Alessandro Pluchino and colleagues from Universita di Catania used an agent-based simulation approach to try to figure out how incompetence happens in organizations, and how to avoid it. This replays the Peter Principle -- "All new members in a hierarchical organization climb the hierarchy until they reach their level of maximum incompetence." -- and suggests that there really is something wrong with always selecting the best at level N in an organization and promoting them to level N+1:
[via Technology Review: Blogs: arXiv blog: Why Incompetence Spreads through Big Organizations]But is there a better way of choosing individuals for promotion? It turns out that there is, say Pluchino and co. Their model shows that two other strategies outperform the conventional method of promotion.
The first is to alternately promote first the most competent and then the least competent individuals. And the second is to promote individuals at random. Both of these methods improve, or at least do not diminish, the efficiency of an organization.
Interesting idea that would be fascinating to see in action. What would be a suitable prize for the first CEO to implement such a policy?
The promotion at random idea is so wonderfully oblique: it sounds like Borges "Lottery In Babylon", where each year the station of all people in some fantastic country was decided by lottery.
There was a study a few years ago (unfortunately I can't find the reference) that said an IQ test was a better filter than an interview for predicting the success of new hires. It wasn't that the IQ test was so good but that the usual hiring process was so prone to bias, especially hiring in one's own image, that almost anything else was better.
It looks like this research shows that the usual promotion process is worse than random. What does that say for the future of the corporate world?
Posted by: Christopher Herot | July 07, 2009 at 10:00 PM
Chris - It says that people that are successful beleive that it's because they are so smart, and that luck plays only a small part in the way the world works. They can rationally choose people, based on these smarts, and then those people are more likely to succeed as managers. All hopelessly biased.
Posted by: Stowe Boyd | July 07, 2009 at 10:37 PM
absolutely love what this tells us about large hierarchies :-)
Posted by: david cushman | July 08, 2009 at 11:15 AM
"is something wrong with always selecting the best at level N in an organization and promoting them to levl N+1"?
Hmm, is it that tough to get around the problem by selecting the best suited for level N+1 (instead of N) and promoting them?

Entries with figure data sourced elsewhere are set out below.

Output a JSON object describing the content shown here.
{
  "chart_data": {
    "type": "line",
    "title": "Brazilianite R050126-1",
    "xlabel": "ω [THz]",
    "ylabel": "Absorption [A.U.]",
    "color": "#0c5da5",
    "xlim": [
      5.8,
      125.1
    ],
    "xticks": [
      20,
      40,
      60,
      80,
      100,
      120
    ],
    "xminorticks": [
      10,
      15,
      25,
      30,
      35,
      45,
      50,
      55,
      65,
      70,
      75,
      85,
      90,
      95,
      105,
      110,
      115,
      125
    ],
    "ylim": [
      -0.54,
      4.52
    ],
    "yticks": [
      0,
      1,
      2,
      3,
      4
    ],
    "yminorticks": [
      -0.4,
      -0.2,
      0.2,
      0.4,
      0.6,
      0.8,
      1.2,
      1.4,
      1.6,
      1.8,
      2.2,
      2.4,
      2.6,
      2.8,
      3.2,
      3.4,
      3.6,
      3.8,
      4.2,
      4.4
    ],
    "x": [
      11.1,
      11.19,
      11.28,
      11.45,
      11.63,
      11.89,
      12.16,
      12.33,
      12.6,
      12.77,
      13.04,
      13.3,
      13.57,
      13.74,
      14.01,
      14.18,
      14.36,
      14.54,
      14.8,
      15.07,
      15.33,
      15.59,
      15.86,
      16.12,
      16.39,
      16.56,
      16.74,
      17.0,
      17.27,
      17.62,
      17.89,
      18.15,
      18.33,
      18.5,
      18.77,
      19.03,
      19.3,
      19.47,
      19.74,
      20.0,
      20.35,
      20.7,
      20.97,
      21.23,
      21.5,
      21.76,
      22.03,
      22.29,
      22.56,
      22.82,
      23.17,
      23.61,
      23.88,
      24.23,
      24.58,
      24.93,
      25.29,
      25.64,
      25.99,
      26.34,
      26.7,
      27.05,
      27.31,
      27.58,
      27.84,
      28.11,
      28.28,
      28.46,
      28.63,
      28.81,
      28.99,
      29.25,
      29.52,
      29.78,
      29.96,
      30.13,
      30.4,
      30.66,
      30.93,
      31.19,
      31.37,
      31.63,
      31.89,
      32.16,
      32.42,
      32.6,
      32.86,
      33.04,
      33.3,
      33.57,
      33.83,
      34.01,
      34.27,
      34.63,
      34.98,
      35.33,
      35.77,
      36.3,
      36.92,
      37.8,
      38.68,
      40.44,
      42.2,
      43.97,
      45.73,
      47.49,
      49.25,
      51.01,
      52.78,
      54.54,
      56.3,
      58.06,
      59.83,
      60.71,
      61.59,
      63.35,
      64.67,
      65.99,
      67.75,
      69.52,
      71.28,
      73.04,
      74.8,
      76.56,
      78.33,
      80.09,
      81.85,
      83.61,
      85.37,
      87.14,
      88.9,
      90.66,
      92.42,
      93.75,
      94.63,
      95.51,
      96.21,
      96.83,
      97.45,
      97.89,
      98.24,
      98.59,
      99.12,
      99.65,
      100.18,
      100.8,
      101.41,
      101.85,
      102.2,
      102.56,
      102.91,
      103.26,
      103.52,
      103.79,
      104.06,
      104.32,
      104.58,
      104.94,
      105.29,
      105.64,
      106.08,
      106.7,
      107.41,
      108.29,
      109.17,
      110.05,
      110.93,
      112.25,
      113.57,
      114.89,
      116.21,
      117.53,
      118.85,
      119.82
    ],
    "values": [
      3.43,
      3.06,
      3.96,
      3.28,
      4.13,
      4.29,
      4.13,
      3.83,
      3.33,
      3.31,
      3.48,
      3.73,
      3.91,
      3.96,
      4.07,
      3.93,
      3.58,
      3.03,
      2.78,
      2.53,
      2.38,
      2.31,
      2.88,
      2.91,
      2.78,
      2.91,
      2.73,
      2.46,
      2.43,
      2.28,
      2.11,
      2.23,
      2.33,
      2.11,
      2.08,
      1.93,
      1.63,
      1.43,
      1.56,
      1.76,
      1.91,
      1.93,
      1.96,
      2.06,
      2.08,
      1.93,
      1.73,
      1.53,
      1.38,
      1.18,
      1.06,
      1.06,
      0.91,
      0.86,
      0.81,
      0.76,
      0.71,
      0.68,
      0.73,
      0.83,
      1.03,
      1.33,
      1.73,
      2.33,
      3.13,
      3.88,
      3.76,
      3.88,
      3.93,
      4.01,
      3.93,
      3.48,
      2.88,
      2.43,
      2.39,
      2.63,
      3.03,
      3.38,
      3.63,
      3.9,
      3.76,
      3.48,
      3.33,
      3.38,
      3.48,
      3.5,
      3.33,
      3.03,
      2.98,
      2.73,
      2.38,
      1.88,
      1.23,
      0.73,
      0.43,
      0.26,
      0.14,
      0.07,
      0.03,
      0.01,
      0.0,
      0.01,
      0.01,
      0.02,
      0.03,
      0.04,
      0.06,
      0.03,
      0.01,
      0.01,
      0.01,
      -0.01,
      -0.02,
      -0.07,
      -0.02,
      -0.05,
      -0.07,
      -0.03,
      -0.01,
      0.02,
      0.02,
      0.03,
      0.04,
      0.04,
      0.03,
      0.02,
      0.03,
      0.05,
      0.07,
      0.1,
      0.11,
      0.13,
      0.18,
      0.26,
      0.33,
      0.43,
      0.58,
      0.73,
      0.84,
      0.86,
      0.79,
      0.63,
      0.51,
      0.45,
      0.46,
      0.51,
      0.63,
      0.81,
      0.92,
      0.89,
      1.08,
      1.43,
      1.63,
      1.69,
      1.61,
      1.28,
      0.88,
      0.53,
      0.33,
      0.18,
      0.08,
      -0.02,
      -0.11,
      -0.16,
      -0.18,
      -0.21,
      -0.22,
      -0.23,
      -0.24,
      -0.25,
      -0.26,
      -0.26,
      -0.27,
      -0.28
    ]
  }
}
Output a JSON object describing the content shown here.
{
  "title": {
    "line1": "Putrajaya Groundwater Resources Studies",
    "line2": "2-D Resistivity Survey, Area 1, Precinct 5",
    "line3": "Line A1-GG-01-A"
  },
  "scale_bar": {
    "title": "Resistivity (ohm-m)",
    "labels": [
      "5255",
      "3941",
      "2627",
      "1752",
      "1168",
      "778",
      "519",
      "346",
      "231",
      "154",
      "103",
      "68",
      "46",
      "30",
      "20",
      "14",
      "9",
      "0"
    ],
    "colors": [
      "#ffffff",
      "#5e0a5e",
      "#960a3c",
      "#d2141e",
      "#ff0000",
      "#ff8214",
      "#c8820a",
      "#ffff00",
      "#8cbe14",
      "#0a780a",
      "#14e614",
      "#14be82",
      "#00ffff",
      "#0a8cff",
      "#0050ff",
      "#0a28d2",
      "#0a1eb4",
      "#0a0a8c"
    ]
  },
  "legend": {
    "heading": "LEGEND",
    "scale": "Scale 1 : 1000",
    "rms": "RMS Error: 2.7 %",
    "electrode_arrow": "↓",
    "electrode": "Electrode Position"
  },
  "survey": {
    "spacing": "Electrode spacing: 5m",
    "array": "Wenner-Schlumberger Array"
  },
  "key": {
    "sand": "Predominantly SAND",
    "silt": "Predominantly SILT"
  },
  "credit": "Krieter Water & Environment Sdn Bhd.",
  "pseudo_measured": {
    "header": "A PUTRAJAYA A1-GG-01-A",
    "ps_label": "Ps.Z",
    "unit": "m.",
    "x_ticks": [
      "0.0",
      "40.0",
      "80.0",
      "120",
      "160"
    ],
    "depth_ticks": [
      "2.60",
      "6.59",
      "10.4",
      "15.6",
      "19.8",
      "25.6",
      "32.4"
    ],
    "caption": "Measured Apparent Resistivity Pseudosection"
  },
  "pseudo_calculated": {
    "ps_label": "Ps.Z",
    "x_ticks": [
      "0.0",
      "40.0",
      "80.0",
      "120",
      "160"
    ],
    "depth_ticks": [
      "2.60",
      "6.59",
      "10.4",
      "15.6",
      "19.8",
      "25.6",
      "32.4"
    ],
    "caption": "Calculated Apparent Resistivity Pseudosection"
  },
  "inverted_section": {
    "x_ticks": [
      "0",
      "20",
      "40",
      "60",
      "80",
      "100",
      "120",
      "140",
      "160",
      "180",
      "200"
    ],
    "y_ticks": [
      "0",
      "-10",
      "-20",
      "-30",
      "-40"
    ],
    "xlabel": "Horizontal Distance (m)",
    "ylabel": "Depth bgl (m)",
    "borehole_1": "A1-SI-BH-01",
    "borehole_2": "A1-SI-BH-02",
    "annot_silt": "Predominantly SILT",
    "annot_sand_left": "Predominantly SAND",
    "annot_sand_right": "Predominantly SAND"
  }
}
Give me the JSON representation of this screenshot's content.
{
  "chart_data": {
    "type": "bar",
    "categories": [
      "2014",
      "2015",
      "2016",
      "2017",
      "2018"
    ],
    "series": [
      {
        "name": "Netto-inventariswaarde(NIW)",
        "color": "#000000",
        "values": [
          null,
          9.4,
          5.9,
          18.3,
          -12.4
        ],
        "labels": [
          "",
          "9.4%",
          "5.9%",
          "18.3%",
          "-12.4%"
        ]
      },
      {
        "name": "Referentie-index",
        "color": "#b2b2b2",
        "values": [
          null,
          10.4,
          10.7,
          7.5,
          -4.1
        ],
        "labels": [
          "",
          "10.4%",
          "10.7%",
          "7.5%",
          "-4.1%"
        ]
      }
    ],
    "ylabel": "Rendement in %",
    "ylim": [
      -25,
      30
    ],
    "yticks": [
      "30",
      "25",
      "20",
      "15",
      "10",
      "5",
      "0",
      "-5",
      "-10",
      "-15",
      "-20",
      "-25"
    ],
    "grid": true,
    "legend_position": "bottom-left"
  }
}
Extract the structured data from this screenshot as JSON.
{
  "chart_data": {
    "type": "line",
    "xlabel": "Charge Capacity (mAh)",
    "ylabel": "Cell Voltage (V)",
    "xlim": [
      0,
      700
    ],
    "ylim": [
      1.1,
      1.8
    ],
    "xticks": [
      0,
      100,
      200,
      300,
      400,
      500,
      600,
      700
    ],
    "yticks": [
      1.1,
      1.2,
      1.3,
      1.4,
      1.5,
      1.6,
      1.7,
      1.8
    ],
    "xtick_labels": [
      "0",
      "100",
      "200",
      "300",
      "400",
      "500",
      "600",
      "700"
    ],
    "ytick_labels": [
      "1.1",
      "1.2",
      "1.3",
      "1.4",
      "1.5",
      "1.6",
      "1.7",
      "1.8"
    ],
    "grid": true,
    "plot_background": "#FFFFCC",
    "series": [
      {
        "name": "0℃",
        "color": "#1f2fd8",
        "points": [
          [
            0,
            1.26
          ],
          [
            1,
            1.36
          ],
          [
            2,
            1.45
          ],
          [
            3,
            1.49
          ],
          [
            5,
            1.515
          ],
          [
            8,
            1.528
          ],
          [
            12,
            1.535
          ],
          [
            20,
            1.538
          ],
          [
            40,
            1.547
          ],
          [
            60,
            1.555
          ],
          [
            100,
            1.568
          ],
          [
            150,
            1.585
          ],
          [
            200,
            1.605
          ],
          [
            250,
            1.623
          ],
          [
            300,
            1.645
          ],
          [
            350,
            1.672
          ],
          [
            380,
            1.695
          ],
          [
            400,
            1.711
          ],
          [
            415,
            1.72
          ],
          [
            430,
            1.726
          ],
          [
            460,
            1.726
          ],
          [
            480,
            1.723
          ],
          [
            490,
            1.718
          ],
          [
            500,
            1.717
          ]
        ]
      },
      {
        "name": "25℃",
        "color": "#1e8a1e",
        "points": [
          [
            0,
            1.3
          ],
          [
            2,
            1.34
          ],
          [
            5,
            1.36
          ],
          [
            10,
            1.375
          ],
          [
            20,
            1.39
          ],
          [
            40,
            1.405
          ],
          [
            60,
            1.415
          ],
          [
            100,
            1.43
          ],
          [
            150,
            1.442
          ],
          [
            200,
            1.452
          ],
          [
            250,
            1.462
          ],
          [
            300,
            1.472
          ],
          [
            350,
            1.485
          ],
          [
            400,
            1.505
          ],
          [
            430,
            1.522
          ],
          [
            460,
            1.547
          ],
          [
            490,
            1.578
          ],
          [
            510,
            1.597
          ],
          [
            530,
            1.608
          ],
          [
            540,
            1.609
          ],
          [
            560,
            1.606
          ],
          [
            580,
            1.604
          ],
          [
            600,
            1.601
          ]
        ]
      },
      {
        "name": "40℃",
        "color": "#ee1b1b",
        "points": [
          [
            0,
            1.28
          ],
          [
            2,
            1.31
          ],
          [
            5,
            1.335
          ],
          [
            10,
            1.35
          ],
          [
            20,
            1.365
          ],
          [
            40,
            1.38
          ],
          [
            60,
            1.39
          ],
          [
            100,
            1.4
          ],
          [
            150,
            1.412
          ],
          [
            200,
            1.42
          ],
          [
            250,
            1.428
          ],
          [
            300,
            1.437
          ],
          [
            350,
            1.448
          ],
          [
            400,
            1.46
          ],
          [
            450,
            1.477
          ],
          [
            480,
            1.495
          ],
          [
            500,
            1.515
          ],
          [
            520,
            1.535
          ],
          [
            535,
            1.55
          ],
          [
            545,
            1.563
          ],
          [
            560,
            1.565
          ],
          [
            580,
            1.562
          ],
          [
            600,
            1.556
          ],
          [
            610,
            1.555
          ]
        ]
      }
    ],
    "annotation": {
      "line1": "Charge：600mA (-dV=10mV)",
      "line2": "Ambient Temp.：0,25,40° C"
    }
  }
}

Can't you can get an inkling of how someone will do at the next level by looking at the bits and pieces of that kind of work they have to do at their current level (like how a programmer did some architectural work before promoting them to architect)? I must be missing something.
But if you want to ignore all signals, not purposely give people bits of workload for the next level to test them, and avoid making educated guesses then I'd agree random is the way to go.
Posted by: Craig Roth | July 15, 2009 at 01:38 PM
Craig - That's the conventional wisdom, which this research debunks.
Posted by: Stowe Boyd | July 16, 2009 at 07:15 AM
Insane!
Seems what this research shows is that promoting people is the wrong way to keep an organisation healthy - which I agree with.
What usually happens is that the longer someone is in an organisation, the more friends and influances they have, and the more political the promotional process becomes.
If you only employed people for task N then you might get somewhere - with no preference given to current employees - but employing on a random basis is no better - but at least it keeps researchers in a job!
Posted by: F0ul | July 27, 2009 at 09:31 AM
"Craig - That's the conventional wisdom, which this research debunks." No, it's not true that my proposal is what this research debunks.
This research debunks the idea that "The people who perform best at one level of an organization tend to be promoted on the premise that they will also be competent at another level within the organization."
I proposed making an educated guess at "selecting the best suited for level N+1 ". I never said that person is the best at their current level - indeed they may not be. N /= N+1. I proposed assessing the times what N+1 type skills were excercised and providing opportunities to demonstrate N+1 type skills.
You may say that's conventional wisdom (I'm not conventional enough to judge), but it's not what is debunked by the study.
It's pretty obvious that selecting someone who excels at one set of skills to a position requiring a different set of skills may not succeed. We don't need more research on that. I'd like to see research on what organizations have successfully done to reward people who are the best at level N without throwing their skillset in the garbage. These people need some way to get a jump in pay to match their increased skills and promoting them to manager happens - with their approval - because its the only way to get more cash.
BTW - When promotion procedures correctly pick someone who is most qualified for N+1 but isn't the best at N, note how often the people that are the best at level N complain about it. "I'm way better at xxx then she is and she's going to write my review?"